Venezuela. Maduro marche dans un champ de mines

Par Ociel Ali López (Caracas)

Avec la crise pétrolière et l’effondrement des transferts de fonds que les émigrants vénézuéliens envoient chez eux, le président Nicolás Maduro voit la terre trembler sous ses pieds. Les pillages et les protestations, provoqués par la hausse du prix des denrées alimentaires et la pénurie de carburant, remettent en cause le confinement.

Il n’y a pas que Trump et Bolsonaro qui sont en difficulté. Le gouvernement vénézuélien est entré sur un champ de mines qui pourrait exploser, sans aucune intervention étrangère. Ces derniers jours, des manifestations ont eu lieu dans différentes régions du pays: Upata (sud-est), Cumaná et Margarita (est), Maracaibo et Barquisimeto (ouest) et Valles del Tuy (centre-nord). L’augmentation du coût des denrées alimentaires semble être le principal facteur de mécontentement. Grâce aux réseaux sociaux, on peut observer les marches, les pillages, les confrontations avec la police et les militaires, les blessures par balle et autres situations tumultueuses. Tout cela malgré les restrictions de mouvement dues à la quarantaine, décrétées le 17 mars et en vigueur jusqu’au 12 mai.
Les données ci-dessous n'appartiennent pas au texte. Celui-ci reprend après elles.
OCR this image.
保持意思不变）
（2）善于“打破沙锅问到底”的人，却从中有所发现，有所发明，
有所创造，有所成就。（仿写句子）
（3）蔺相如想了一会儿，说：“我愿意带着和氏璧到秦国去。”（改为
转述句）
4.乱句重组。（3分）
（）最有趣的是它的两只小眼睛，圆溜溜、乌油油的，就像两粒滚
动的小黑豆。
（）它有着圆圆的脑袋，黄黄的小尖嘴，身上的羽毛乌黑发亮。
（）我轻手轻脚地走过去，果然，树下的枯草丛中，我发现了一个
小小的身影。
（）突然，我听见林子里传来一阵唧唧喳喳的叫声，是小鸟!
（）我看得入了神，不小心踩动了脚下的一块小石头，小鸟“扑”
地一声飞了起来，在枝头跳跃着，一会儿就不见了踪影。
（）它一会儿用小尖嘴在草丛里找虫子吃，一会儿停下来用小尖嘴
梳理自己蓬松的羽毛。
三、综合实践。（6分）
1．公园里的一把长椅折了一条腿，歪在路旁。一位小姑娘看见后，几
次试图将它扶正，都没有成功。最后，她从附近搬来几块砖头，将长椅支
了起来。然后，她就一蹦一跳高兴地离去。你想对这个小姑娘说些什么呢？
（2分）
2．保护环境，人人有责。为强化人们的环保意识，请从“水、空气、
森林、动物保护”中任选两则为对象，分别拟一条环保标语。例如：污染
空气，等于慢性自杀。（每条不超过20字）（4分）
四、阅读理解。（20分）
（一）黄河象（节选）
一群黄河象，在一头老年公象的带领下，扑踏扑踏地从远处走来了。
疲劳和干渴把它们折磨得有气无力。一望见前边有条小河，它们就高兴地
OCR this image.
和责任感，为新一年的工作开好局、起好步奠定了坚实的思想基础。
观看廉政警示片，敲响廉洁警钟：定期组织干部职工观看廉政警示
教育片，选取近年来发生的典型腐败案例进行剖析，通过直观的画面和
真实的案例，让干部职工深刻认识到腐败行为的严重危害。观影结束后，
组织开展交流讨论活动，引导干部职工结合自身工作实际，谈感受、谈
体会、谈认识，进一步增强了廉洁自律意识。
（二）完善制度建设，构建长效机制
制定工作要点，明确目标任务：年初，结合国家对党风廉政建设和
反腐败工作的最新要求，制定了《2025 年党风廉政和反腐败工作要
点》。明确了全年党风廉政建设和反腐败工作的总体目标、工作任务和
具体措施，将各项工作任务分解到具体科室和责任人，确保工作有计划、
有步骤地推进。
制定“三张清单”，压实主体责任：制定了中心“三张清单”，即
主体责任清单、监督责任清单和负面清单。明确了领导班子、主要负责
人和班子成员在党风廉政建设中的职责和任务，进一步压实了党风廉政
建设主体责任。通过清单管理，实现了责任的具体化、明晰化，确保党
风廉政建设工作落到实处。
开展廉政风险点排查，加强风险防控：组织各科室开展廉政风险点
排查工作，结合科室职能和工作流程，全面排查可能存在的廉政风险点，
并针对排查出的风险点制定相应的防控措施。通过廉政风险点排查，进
Pas d’essence, pas d’envois de fonds

Fin mars, alors que la pandémie commençait à toucher les États-Unis, Donald Trump a décidé de radicaliser le régime de sanctions contre le Venezuela et de mettre à prix la tête de Maduro et de plusieurs de ses gouvernants. Washington a même mobilisé une flotte militaire près des côtes vénézuéliennes pour «lutter contre le trafic de drogue».

A peu près au même moment et de manière soudaine, la compagnie pétrolière russe Rosneft a quitté le Venezuela, contrainte par les sanctions américaines. Bien que la société ait simplement transféré ses actions à une autre société d’État russe, le plus grand problème pour Moscou et Caracas réside dans le prix international du brut: déjà à cette époque – et avant la chute historique des prix sous zéro la semaine dernière (pour le WTI- Texas Light Sweet) – la majorité du pétrole vénézuélien était vendu à peine 10 dollars le baril, en raison de la guerre des prix déclenchée par l’Arabie saoudite avant l’expansion mondiale du coronavirus.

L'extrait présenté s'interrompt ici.